At work I have a Book Friend who reads mostly horror. He gives me horror recommendations, and I give him sci-fi recommendations, and we both try to enjoy each other’s genre of choice, to varying success. At the other’s insistence, we have both read genre staples without being convinced of their universal relevance (though I have more right to feel aggrieved about this arrangement because Slaughterhouse Five was like 250 pages and It was fucking 1,200 pages, Dorian).
It was not for me. I finished It, because I’m a finisher and I was chasing the sunk time cost of like 35 hours, but I did not rush to find my next King novel and I finally told my library app after deferring about eleven times that no thank you, I do not want to read The Stand.
Dorian kept insisting that despite all that, I should read 11/22/63 because it has a lot of sci-fi elements and he finally got me with two words: time travel.
… and I’m so glad he did. I loved it. It’s easily my favorite King book (even more than On Writing, which I also loved), and 66 books in, it’s one of my favorite books I’ve read this year. I include this long intro to convince folks that you don’t have to be a King superfan to love this story about a time traveller attempting to alter history through the prevention of several tragedies, including the Kennedy assassination.
I won’t say much more about the plot, except that the hero spends some time in Derry, Maine, around the time of the first It murders and interacts with a couple of It characters. I was bummed about this, because I was already hooked on the story but really did not want to be reading It again. I think It fans will enjoy this, but it also didn’t go long enough to spoil the experience for me. (I might skip a couple chapters when I re-read, but I will re-read.)

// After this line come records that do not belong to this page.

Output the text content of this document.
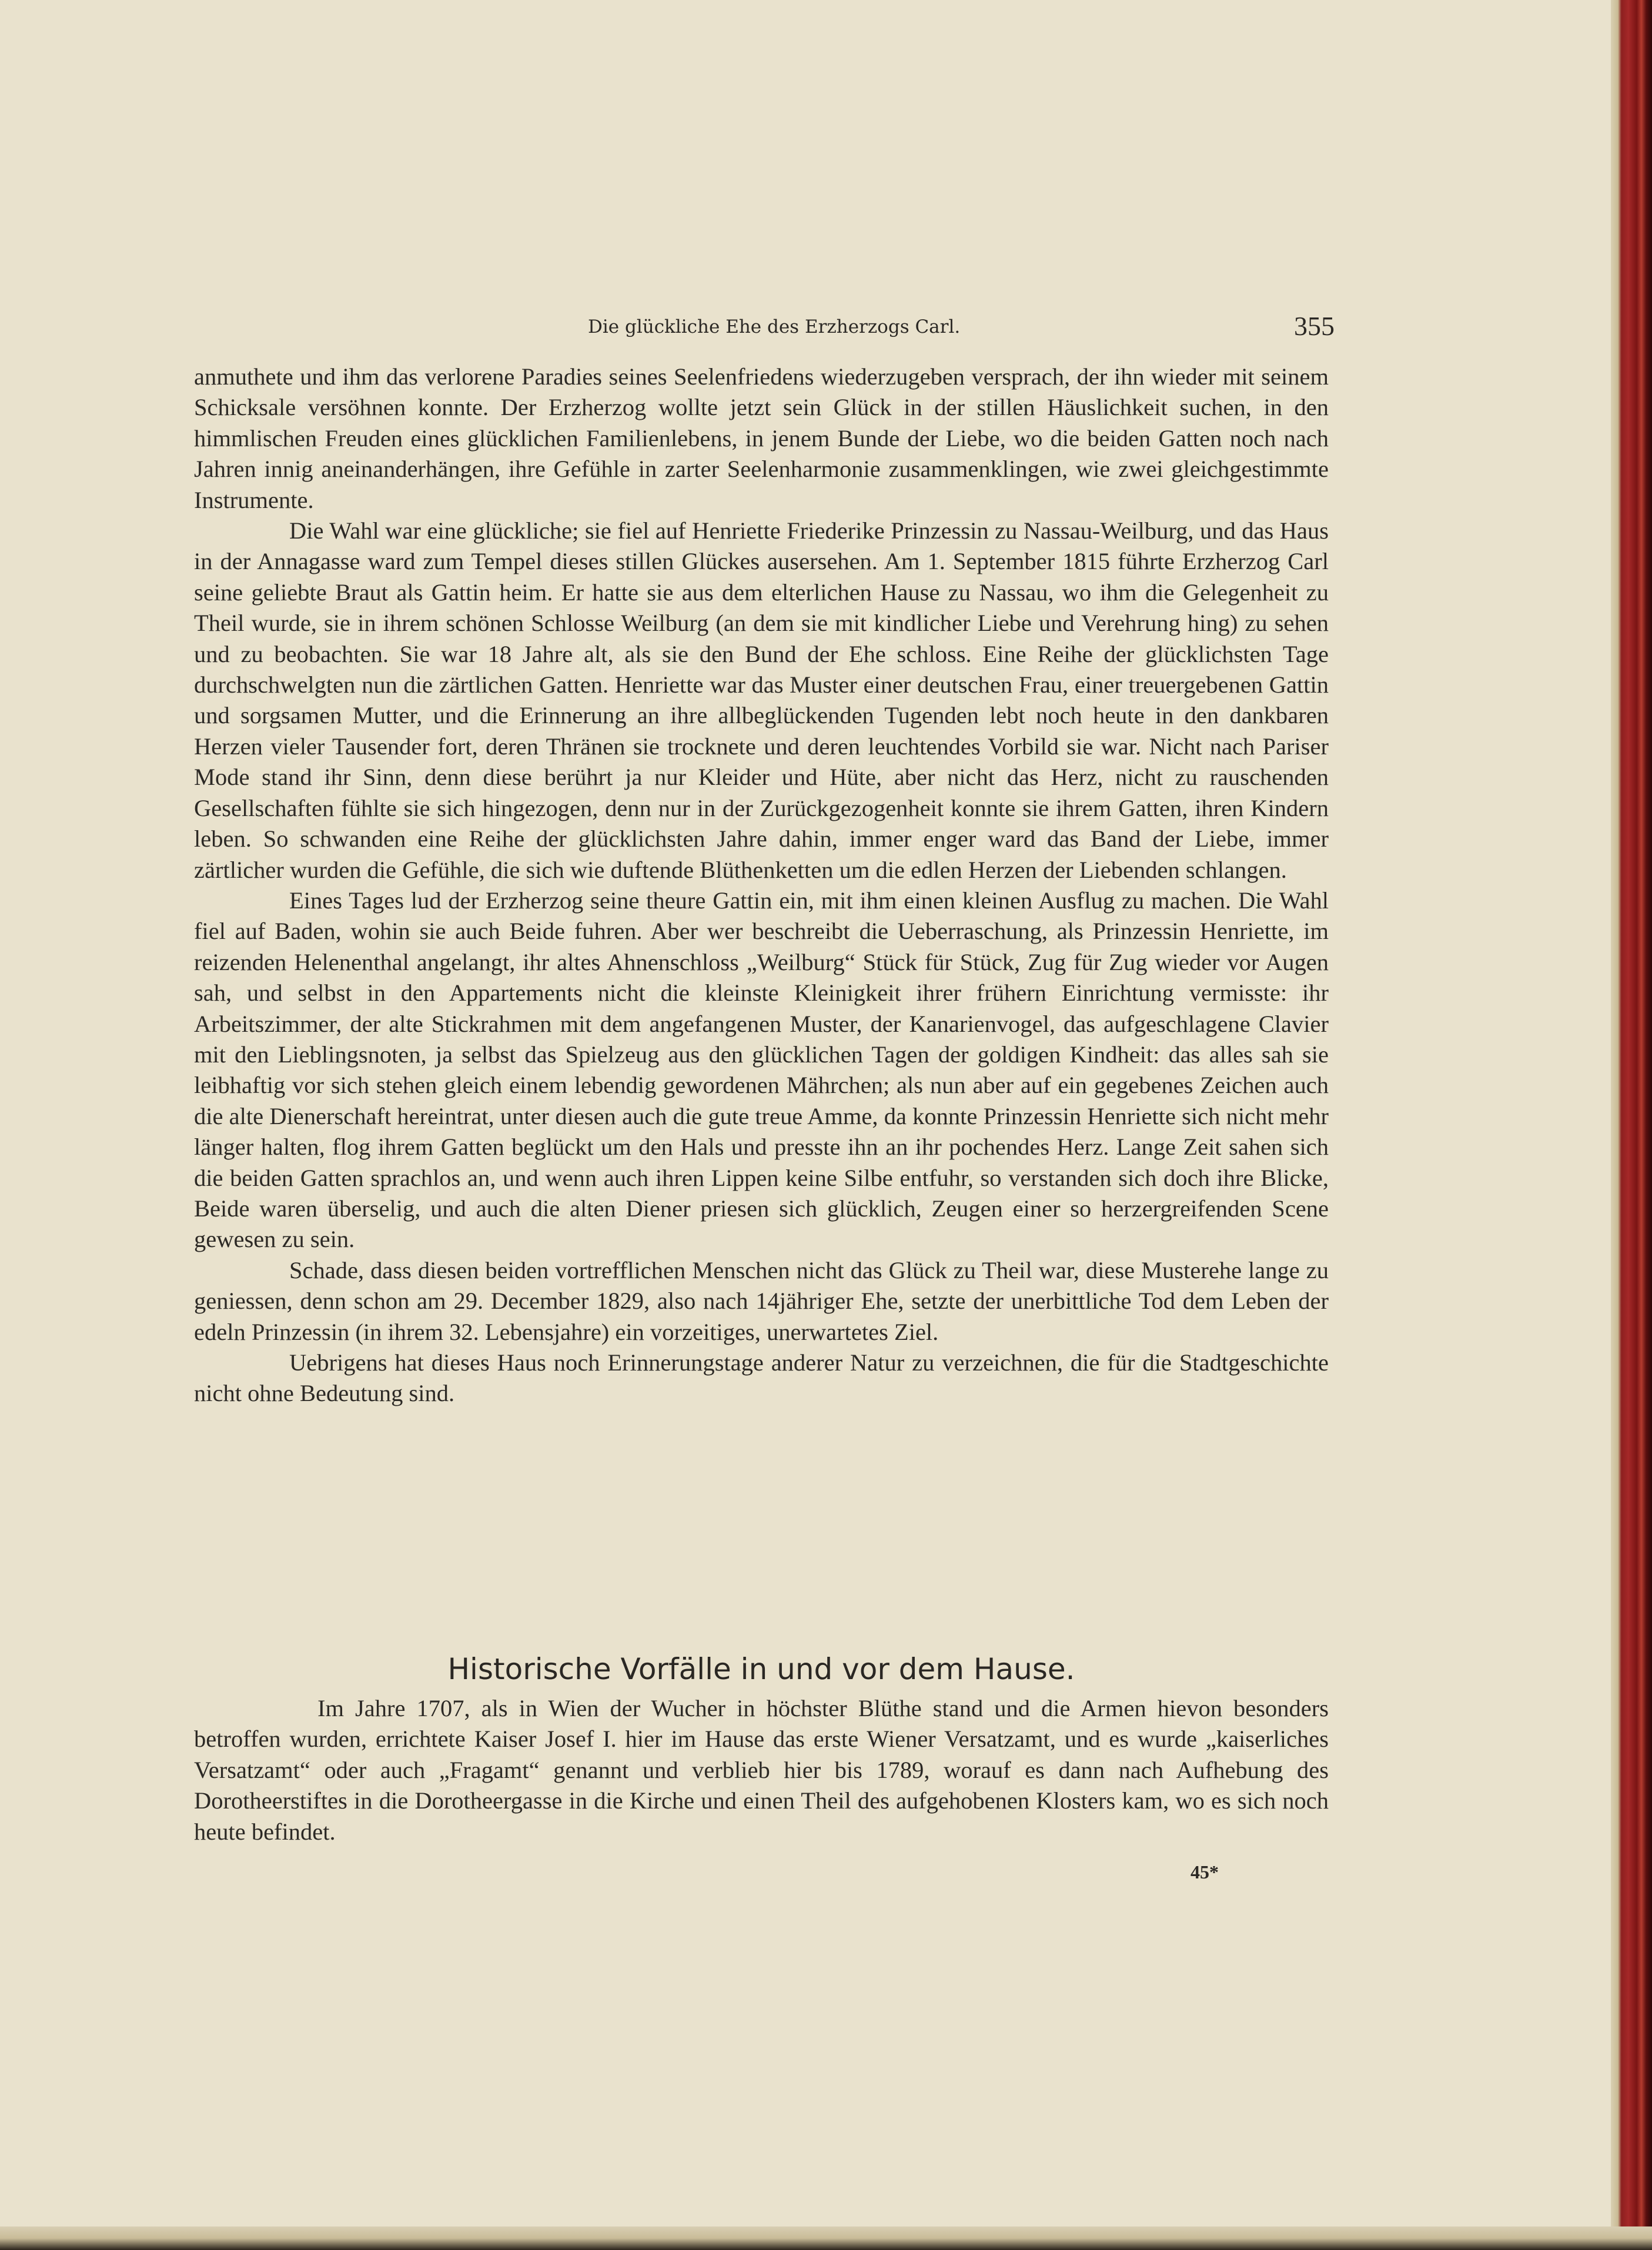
Die glückliche Ehe des Erzherzogs Carl.	355

anmuthete und ihm das verlorene Paradies seines Seelenfriedens wiederzugeben versprach, der ihn wieder mit seinem Schicksale versöhnen konnte. Der Erzherzog wollte jetzt sein Glück in der stillen Häuslichkeit suchen, in den himmlischen Freuden eines glücklichen Familienlebens, in jenem Bunde der Liebe, wo die beiden Gatten noch nach Jahren innig aneinanderhängen, ihre Gefühle in zarter Seelenharmonie zusammenklingen, wie zwei gleichgestimmte Instrumente.

Die Wahl war eine glückliche; sie fiel auf Henriette Friederike Prinzessin zu Nassau-Weilburg, und das Haus in der Annagasse ward zum Tempel dieses stillen Glückes ausersehen. Am 1. September 1815 führte Erzherzog Carl seine geliebte Braut als Gattin heim. Er hatte sie aus dem elterlichen Hause zu Nassau, wo ihm die Gelegenheit zu Theil wurde, sie in ihrem schönen Schlosse Weilburg (an dem sie mit kindlicher Liebe und Verehrung hing) zu sehen und zu beobachten. Sie war 18 Jahre alt, als sie den Bund der Ehe schloss. Eine Reihe der glücklichsten Tage durchschwelgten nun die zärtlichen Gatten. Henriette war das Muster einer deutschen Frau, einer treuergebenen Gattin und sorgsamen Mutter, und die Erinnerung an ihre allbeglückenden Tugenden lebt noch heute in den dankbaren Herzen vieler Tausender fort, deren Thränen sie trocknete und deren leuchtendes Vorbild sie war. Nicht nach Pariser Mode stand ihr Sinn, denn diese berührt ja nur Kleider und Hüte, aber nicht das Herz, nicht zu rauschenden Gesellschaften fühlte sie sich hingezogen, denn nur in der Zurückgezogenheit konnte sie ihrem Gatten, ihren Kindern leben. So schwanden eine Reihe der glücklichsten Jahre dahin, immer enger ward das Band der Liebe, immer zärtlicher wurden die Gefühle, die sich wie duftende Blüthenketten um die edlen Herzen der Liebenden schlangen.

Eines Tages lud der Erzherzog seine theure Gattin ein, mit ihm einen kleinen Ausflug zu machen. Die Wahl fiel auf Baden, wohin sie auch Beide fuhren. Aber wer beschreibt die Ueberraschung, als Prinzessin Henriette, im reizenden Helenenthal angelangt, ihr altes Ahnenschloss „Weilburg“ Stück für Stück, Zug für Zug wieder vor Augen sah, und selbst in den Appartements nicht die kleinste Kleinigkeit ihrer frühern Einrichtung vermisste: ihr Arbeitszimmer, der alte Stickrahmen mit dem angefangenen Muster, der Kanarienvogel, das aufgeschlagene Clavier mit den Lieblingsnoten, ja selbst das Spielzeug aus den glücklichen Tagen der goldigen Kindheit: das alles sah sie leibhaftig vor sich stehen gleich einem lebendig gewordenen Mährchen; als nun aber auf ein gegebenes Zeichen auch die alte Dienerschaft hereintrat, unter diesen auch die gute treue Amme, da konnte Prinzessin Henriette sich nicht mehr länger halten, flog ihrem Gatten beglückt um den Hals und presste ihn an ihr pochendes Herz. Lange Zeit sahen sich die beiden Gatten sprachlos an, und wenn auch ihren Lippen keine Silbe entfuhr, so verstanden sich doch ihre Blicke, Beide waren überselig, und auch die alten Diener priesen sich glücklich, Zeugen einer so herzergreifenden Scene gewesen zu sein.

Schade, dass diesen beiden vortrefflichen Menschen nicht das Glück zu Theil war, diese Musterehe lange zu geniessen, denn schon am 29. December 1829, also nach 14jähriger Ehe, setzte der unerbittliche Tod dem Leben der edeln Prinzessin (in ihrem 32. Lebensjahre) ein vorzeitiges, unerwartetes Ziel.

Uebrigens hat dieses Haus noch Erinnerungstage anderer Natur zu verzeichnen, die für die Stadtgeschichte nicht ohne Bedeutung sind.

Historische Vorfälle in und vor dem Hause.

Im Jahre 1707, als in Wien der Wucher in höchster Blüthe stand und die Armen hievon besonders betroffen wurden, errichtete Kaiser Josef I. hier im Hause das erste Wiener Versatzamt, und es wurde „kaiserliches Versatzamt“ oder auch „Fragamt“ genannt und verblieb hier bis 1789, worauf es dann nach Aufhebung des Dorotheerstiftes in die Dorotheergasse in die Kirche und einen Theil des aufgehobenen Klosters kam, wo es sich noch heute befindet.

45*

11/22/63 has a great premise (time travel is fun all on its own and the rules of time travel in this universe are interesting and unique), is well-researched and fascinating from a historical perspective, and is full of high stakes for characters we care about, not to mention for the world and the totality of spacetime. I enjoyed the book (nearly) the whole way through, but the ending is absolute perfection y’all. Stephen King gave me chills, twice. I talked about this book for weeks with anyone who would listen and went on a wild Wikipedia rabbit hole on the history of assassinations.
I highly recommend 11/22/63 if you are AT ALL a fan of alternate history, speculative fiction, or time travel. Horror freaks like Dorian and sci-fi dweebs like HC agree–it’s worth your time.